Diabetes is a condition that is diagnosed on the basis of elevated blood sugars. We know that high blood sugars over time can cause damage to the heart, kidneys, eyes, nerves, and other organs, so an important part of diabetes treatment is to keep blood sugars as normal as possible. Some medications used to treat diabetes can cause low blood sugars if more is taken than what is needed. So, is having low blood sugars a normal part of being treated for diabetes?

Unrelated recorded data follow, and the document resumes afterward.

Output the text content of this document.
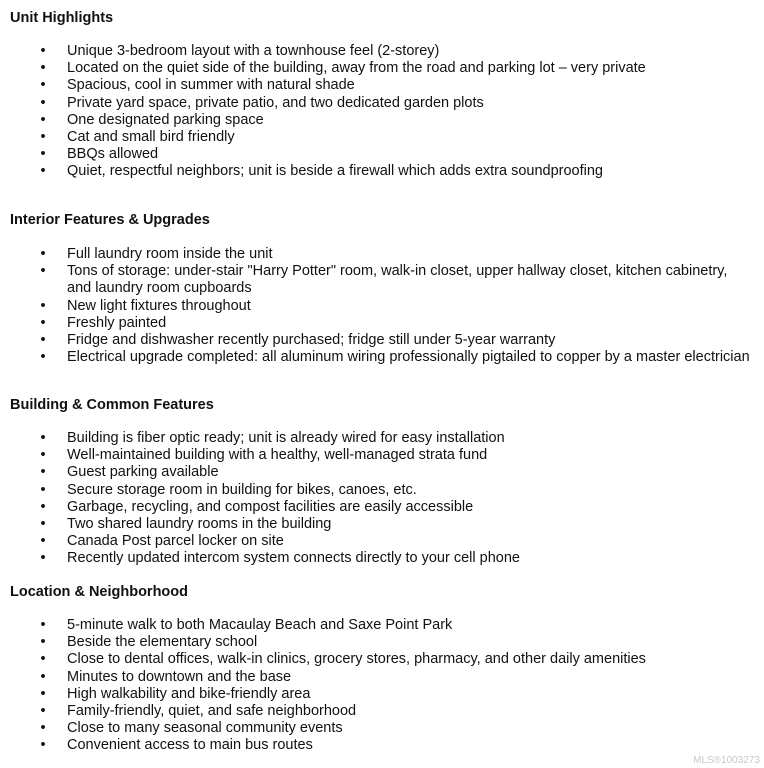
Unit Highlights
• Unique 3-bedroom layout with a townhouse feel (2-storey)
• Located on the quiet side of the building, away from the road and parking lot – very private
• Spacious, cool in summer with natural shade
• Private yard space, private patio, and two dedicated garden plots
• One designated parking space
• Cat and small bird friendly
• BBQs allowed
• Quiet, respectful neighbors; unit is beside a firewall which adds extra soundproofing
Interior Features & Upgrades
• Full laundry room inside the unit
• Tons of storage: under-stair "Harry Potter" room, walk-in closet, upper hallway closet, kitchen cabinetry, and laundry room cupboards
• New light fixtures throughout
• Freshly painted
• Fridge and dishwasher recently purchased; fridge still under 5-year warranty
• Electrical upgrade completed: all aluminum wiring professionally pigtailed to copper by a master electrician
Building & Common Features
• Building is fiber optic ready; unit is already wired for easy installation
• Well-maintained building with a healthy, well-managed strata fund
• Guest parking available
• Secure storage room in building for bikes, canoes, etc.
• Garbage, recycling, and compost facilities are easily accessible
• Two shared laundry rooms in the building
• Canada Post parcel locker on site
• Recently updated intercom system connects directly to your cell phone
Location & Neighborhood
• 5-minute walk to both Macaulay Beach and Saxe Point Park
• Beside the elementary school
• Close to dental offices, walk-in clinics, grocery stores, pharmacy, and other daily amenities
• Minutes to downtown and the base
• High walkability and bike-friendly area
• Family-friendly, quiet, and safe neighborhood
• Close to many seasonal community events
• Convenient access to main bus routes
MLS®1003273
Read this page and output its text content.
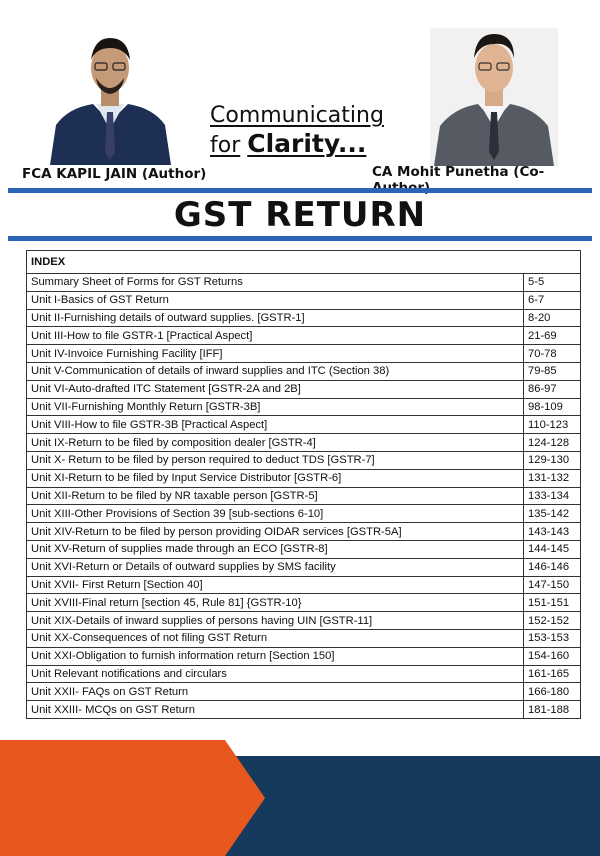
Communicating
for Clarity...
FCA KAPIL JAIN (Author)	CA Mohit Punetha (Co-
GST RETURN
INDEX	
Summary Sheet of Forms for GST Returns	5-5
Unit I-Basics of GST Return	6-7
Unit II-Furnishing details of outward supplies. [GSTR-1]	8-20
Unit III-How to file GSTR-1 [Practical Aspect]	21-69
Unit IV-Invoice Furnishing Facility [IFF]	70-78
Unit V-Communication of details of inward supplies and ITC (Section 38)	79-85
Unit VI-Auto-drafted ITC Statement [GSTR-2A and 2B]	86-97
Unit VII-Furnishing Monthly Return [GSTR-3B]	98-109
Unit VIII-How to file GSTR-3B [Practical Aspect]	110-123
Unit IX-Return to be filed by composition dealer [GSTR-4]	124-128
Unit X- Return to be filed by person required to deduct TDS [GSTR-7]	129-130
Unit XI-Return to be filed by Input Service Distributor [GSTR-6]	131-132
Unit XII-Return to be filed by NR taxable person [GSTR-5]	133-134
Unit XIII-Other Provisions of Section 39 [sub-sections 6-10]	135-142
Unit XIV-Return to be filed by person providing OIDAR services [GSTR-5A]	143-143
Unit XV-Return of supplies made through an ECO [GSTR-8]	144-145
Unit XVI-Return or Details of outward supplies by SMS facility	146-146
Unit XVII- First Return [Section 40]	147-150
Unit XVIII-Final return [section 45, Rule 81] {GSTR-10}	151-151
Unit XIX-Details of inward supplies of persons having UIN [GSTR-11]	152-152
Unit XX-Consequences of not filing GST Return	153-153
Unit XXI-Obligation to furnish information return [Section 150]	154-160
Unit Relevant notifications and circulars	161-165
Unit XXII- FAQs on GST Return	166-180
Unit XXIII- MCQs on GST Return	181-188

(for THE BOTTOM LINE, skip to below)
As I discussed at this weekend’s Rocky Mountain Internal Medicine conference in Banff, Canada, my first point on this important topic is that having low blood sugars in diabetes is more common than we think. Several studies have demonstrated that if blood sugars in diabetics are continuously monitored for 24 hours, a significant proportion of people are having low blood sugars – and don’t know it. There are a couple of reasons why you may not know you are having lows: symptoms of lows (shakes, sweats, heart pounding, etc) decrease after 10-15 years of having diabetes, and older people may not get these symptoms even early in their diabetes. Low sugars can have some atypical symptoms as well, such as nightmares. A fall in the middle of the night in an older individual could be due to a low blood sugar, so if this is happening, it’s important to check.
My second point is that low blood sugars have many negative effects. A low sugar can be dangerous if it happens behind the wheel of a car or while operating machinery – this is why it’s mandatory to check sugars before doing these things, if you are on medications that can cause low blood sugars. A severely low sugar can cause a seizure or heart rhythm problems, though fortunately, severely low sugars are not common, especially if diabetes is managed well.
An important aspect of having low blood sugars that is sometimes overlooked is the effect that low sugars has on quality of life. Having a low sugar is a scary feeling, and people who have had lows often fear – a lot – the possibility that it could happen again, and their family does too. Seven to 10% of people who have a low blood sugar while at school or work will go home and miss the rest of the day, and some will miss the next day too. Having a low sugar requires taking in carbohydrate calories to correct it, which can make it harder for overweight people to lose weight. Having low sugars is expensive too, as it ends up costing in lost time at work, extra meter strips to check sugars, and so on.
The good news is that not all medications to treat diabetes cause lows. Insulin and two classes of oral medications for Type 2 diabetes called sulfonylureas (includes glyburide, gliclazide, and others) and meglitinides (includes repaglinide) are the ones that can cause low blood sugars. There are many other classes of medications to treat Type 2 diabetes that do not cause low blood sugars.
As far as insulin goes, insulin is required to treat Type 1 diabetes, and it is also required for many Type 2 diabetics, depending on how advanced their diabetes is. However, there are different kinds of insulins available, some with lower risk of low sugars than others.
Some diabetes medications can also be adjusted depending on what you feel like eating. For these medications, lower doses can be taken if less food is eaten to avoid a low blood sugar, rather than having to eat a regimented meal pattern every day to avoid your diabetes medication causing a low blood sugar. Some diabetes medications can also be decreased for days that you are more active, rather than having to eat more on active days to avoid having a low sugar.
THE BOTTOM LINE: Low blood sugars do NOT have to be a normal part of having diabetes. I’m a big believer in adjusting diabetes medications to fit a person’s lifestyle, rather than a patient having to alter their lifestyle to fit their medications (and avoid lows). If you are struggling with low blood sugars as part of your diabetes treatment, speak to your doctor to find out what can be done to decrease the risk of lows, or possibly eliminate the risk entirely.